Buhler's nutritionist recommended he get his hormones checked. It wound up taking three months to get an initial appointment with a urologist, who then recommended a comprehensive blood test.

The blood work revealed that he did, indeed, have a hormone deficiency. Subsequent hormone treatment, in addition to taking vitamins and supplements to combat various risk factors, got Buhler's endocrine system back on track.

Born out of that frustrating situation and spurred by his more than 15 years in the medical-device industry, Buhler launched Houston-based Ways2Well in 2018. Propelled by a virtual health care platform, the company envisions a better way to treat patients by challenging the traditional health care model.

"While most virtual health care providers focus on sick care — treating patients experiencing symptoms that indicate sickness — Ways2Well is focused on preventative health care," says Buhler, a graduate of the University of Houston.

Through his own patient journey, Brigham Buhler saw a need for Ways2Well to exist. Photo via ways2well.com

Here's how Ways2Well works.

A patient visits the company's website to schedule a blood analysis at a Houston-area location of Quest Diagnostics. (Each year, Quest Diagnostics serves one-third of American adults and half of U.S. physicians and hospitals.)

Before the lab work, the patient discusses health concerns and wellness goals through a virtual appointment with a Ways2Well nurse practitioner.

Once the blood analysis is done, the nurse practitioner reviews the test results during a virtual appointment. The practitioner pinpoints underlying causes of chronic symptoms and potential risks for major conditions like heart disease, cancer, and diabetes. Those three ailments are the main drivers of the $3.5 trillion in annual health care costs racked up in the U.S. Ways2Well strives to reverse the symptoms of these and other chronic illnesses.

Finally, the nurse practitioner shares lifestyle or dietary changes that can reduce the likelihood of developing chronic diseases.

"Our online platform allows you to manage your health care journey from the convenience of your home or office, as long as you have access to a computer or phone and internet," Ways2Well says on its website.

Ways2Well charges nothing for a patient's initial 15-minute consultation. The blood analysis costs $299; Buhler says it goes well beyond what primary care doctors normally offer. The review of the blood analysis costs $120. Follow-up appointments cost $60 each. Neither Ways2Well nor ReviveRx accepts health insurance. However, an insurer might reimburse some out-of-pocket expenses.

The Ways2Well clinical team can prescribe medication, hormone therapy, prescription-grade vitamins and supplements, and other remedies through Ways2Well's partner pharmacy, ReviveRX. Ways2Well and ReviveRx occupy offices in the same building.

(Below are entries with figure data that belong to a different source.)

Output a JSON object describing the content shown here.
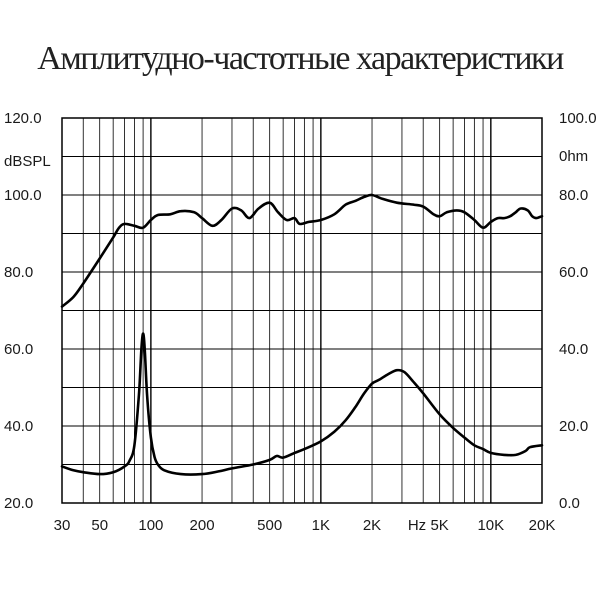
{
  "chart_data": {
    "type": "line",
    "title": "Амплитудно-частотные характеристики",
    "x_scale": "log",
    "xlim": [
      30,
      20000
    ],
    "x_ticks": [
      {
        "value": 30,
        "label": "30"
      },
      {
        "value": 50,
        "label": "50"
      },
      {
        "value": 100,
        "label": "100"
      },
      {
        "value": 200,
        "label": "200"
      },
      {
        "value": 500,
        "label": "500"
      },
      {
        "value": 1000,
        "label": "1K"
      },
      {
        "value": 2000,
        "label": "2K"
      },
      {
        "value": 5000,
        "label": "5K"
      },
      {
        "value": 10000,
        "label": "10K"
      },
      {
        "value": 20000,
        "label": "20K"
      }
    ],
    "x_unit_label": "Hz",
    "y_left": {
      "unit_label": "dBSPL",
      "ylim": [
        20,
        120
      ],
      "ticks": [
        "20.0",
        "40.0",
        "60.0",
        "80.0",
        "100.0",
        "120.0"
      ]
    },
    "y_right": {
      "unit_label": "0hm",
      "ylim": [
        0,
        100
      ],
      "ticks": [
        "0.0",
        "20.0",
        "40.0",
        "60.0",
        "80.0",
        "100.0"
      ]
    },
    "grid": true,
    "series": [
      {
        "axis": "left",
        "color": "#000000",
        "points": [
          [
            30,
            71
          ],
          [
            35,
            73.5
          ],
          [
            40,
            77
          ],
          [
            50,
            83.5
          ],
          [
            60,
            89
          ],
          [
            65,
            91.5
          ],
          [
            70,
            92.5
          ],
          [
            80,
            92
          ],
          [
            90,
            91.5
          ],
          [
            100,
            93.5
          ],
          [
            110,
            94.8
          ],
          [
            130,
            95
          ],
          [
            150,
            95.8
          ],
          [
            180,
            95.5
          ],
          [
            200,
            94
          ],
          [
            230,
            92
          ],
          [
            260,
            93.5
          ],
          [
            300,
            96.5
          ],
          [
            340,
            96
          ],
          [
            380,
            94
          ],
          [
            430,
            96.5
          ],
          [
            500,
            98
          ],
          [
            560,
            95.5
          ],
          [
            630,
            93.5
          ],
          [
            700,
            94
          ],
          [
            750,
            92.5
          ],
          [
            850,
            93
          ],
          [
            1000,
            93.5
          ],
          [
            1200,
            95
          ],
          [
            1400,
            97.5
          ],
          [
            1600,
            98.5
          ],
          [
            1800,
            99.5
          ],
          [
            2000,
            100
          ],
          [
            2300,
            99
          ],
          [
            2800,
            98
          ],
          [
            3500,
            97.5
          ],
          [
            4000,
            97
          ],
          [
            4600,
            95
          ],
          [
            5000,
            94.5
          ],
          [
            5500,
            95.5
          ],
          [
            6300,
            96
          ],
          [
            7000,
            95.5
          ],
          [
            8000,
            93.5
          ],
          [
            9000,
            91.5
          ],
          [
            10000,
            93
          ],
          [
            11000,
            94
          ],
          [
            12000,
            94
          ],
          [
            13000,
            94.5
          ],
          [
            14000,
            95.5
          ],
          [
            15000,
            96.5
          ],
          [
            16500,
            96
          ],
          [
            17500,
            94.5
          ],
          [
            18500,
            94
          ],
          [
            20000,
            94.5
          ]
        ]
      },
      {
        "axis": "right",
        "color": "#000000",
        "points": [
          [
            30,
            9.5
          ],
          [
            35,
            8.5
          ],
          [
            40,
            8
          ],
          [
            50,
            7.5
          ],
          [
            60,
            8
          ],
          [
            70,
            9.5
          ],
          [
            75,
            11
          ],
          [
            80,
            15
          ],
          [
            85,
            28
          ],
          [
            88,
            40
          ],
          [
            90,
            44
          ],
          [
            92,
            40
          ],
          [
            95,
            28
          ],
          [
            100,
            17
          ],
          [
            105,
            12
          ],
          [
            110,
            10
          ],
          [
            120,
            8.5
          ],
          [
            150,
            7.5
          ],
          [
            200,
            7.5
          ],
          [
            250,
            8.2
          ],
          [
            300,
            9
          ],
          [
            400,
            10
          ],
          [
            500,
            11.2
          ],
          [
            550,
            12.2
          ],
          [
            600,
            11.8
          ],
          [
            700,
            13
          ],
          [
            800,
            14
          ],
          [
            1000,
            16
          ],
          [
            1200,
            18.5
          ],
          [
            1400,
            21.5
          ],
          [
            1600,
            25
          ],
          [
            1800,
            28.5
          ],
          [
            2000,
            31
          ],
          [
            2200,
            32
          ],
          [
            2500,
            33.5
          ],
          [
            2800,
            34.5
          ],
          [
            3100,
            34
          ],
          [
            3500,
            31.5
          ],
          [
            4000,
            28.5
          ],
          [
            5000,
            23
          ],
          [
            6000,
            19.5
          ],
          [
            7000,
            17
          ],
          [
            8000,
            15
          ],
          [
            9000,
            14
          ],
          [
            10000,
            13
          ],
          [
            12000,
            12.5
          ],
          [
            14000,
            12.5
          ],
          [
            16000,
            13.5
          ],
          [
            17000,
            14.5
          ],
          [
            20000,
            15
          ]
        ]
      }
    ]
  }
}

Typically, health care providers and pharmacies don't collaborate that closely on patient care. "Ways2Well is bridging that gap to offer better treatment to our patients," Buhler says.

Although ReviveRx is a full-service pharmacy, it doesn't operate like retail pharmacies such as Walgreens and CVS. Rather, patients are referred directly to ReviveRx by Ways2Well or Houston health care providers.

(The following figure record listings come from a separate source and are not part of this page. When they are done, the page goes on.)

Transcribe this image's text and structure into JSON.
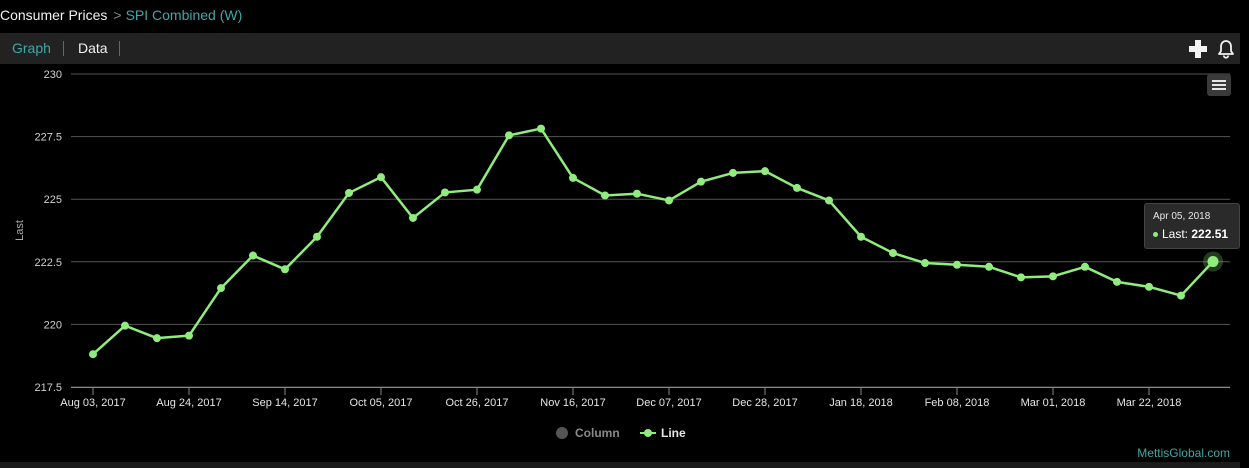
{
  "breadcrumb": {
    "root": "Consumer Prices",
    "separator": ">",
    "leaf": "SPI Combined (W)"
  },
  "tabs": {
    "graph": "Graph",
    "data": "Data"
  },
  "toolbar": {
    "add_icon": "plus-icon",
    "alert_icon": "bell-icon",
    "menu_icon": "hamburger-icon"
  },
  "colors": {
    "accent": "#3fa7a7",
    "series_line": "#90ed7d",
    "column_inactive": "#555555",
    "grid": "#555555"
  },
  "chart_data": {
    "type": "line",
    "ylabel": "Last",
    "xlabel": "",
    "ylim": [
      217.5,
      230
    ],
    "yticks": [
      217.5,
      220,
      222.5,
      225,
      227.5,
      230
    ],
    "ytick_labels": [
      "217.5",
      "220",
      "222.5",
      "225",
      "227.5",
      "230"
    ],
    "xtick_labels": [
      "Aug 03, 2017",
      "Aug 24, 2017",
      "Sep 14, 2017",
      "Oct 05, 2017",
      "Oct 26, 2017",
      "Nov 16, 2017",
      "Dec 07, 2017",
      "Dec 28, 2017",
      "Jan 18, 2018",
      "Feb 08, 2018",
      "Mar 01, 2018",
      "Mar 22, 2018"
    ],
    "x_start": "Aug 03, 2017",
    "x_step_days": 7,
    "grid": true,
    "legend_position": "bottom-center",
    "series": [
      {
        "name": "Line",
        "values": [
          218.81,
          219.95,
          219.45,
          219.55,
          221.45,
          222.75,
          222.2,
          223.5,
          225.25,
          225.88,
          224.25,
          225.27,
          225.38,
          227.55,
          227.82,
          225.85,
          225.15,
          225.22,
          224.95,
          225.7,
          226.05,
          226.12,
          225.45,
          224.95,
          223.5,
          222.85,
          222.45,
          222.38,
          222.3,
          221.88,
          221.92,
          222.3,
          221.7,
          221.5,
          221.15,
          222.51
        ]
      }
    ],
    "legend": [
      {
        "label": "Column",
        "active": false
      },
      {
        "label": "Line",
        "active": true
      }
    ],
    "tooltip": {
      "date": "Apr 05, 2018",
      "label": "Last:",
      "value": "222.51"
    }
  },
  "credit": "MettisGlobal.com"
}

Today, Ways2Well focuses on the Houston market. But Buhler says the 12-employee, self-funded startup aims to expand to other Texas markets, such as Austin, Dallas-Fort Worth, and San Antonio.

"Because Ways2Well is a virtual health care provider that offers appointments via video conferences and leverages the Quest Diagnostics network for blood analysis, Ways2Well can treat patients from anywhere in Texas," he says. "Ultimately, the goal is to make Ways2Well available nationwide, with a team of clinical experts across the U.S."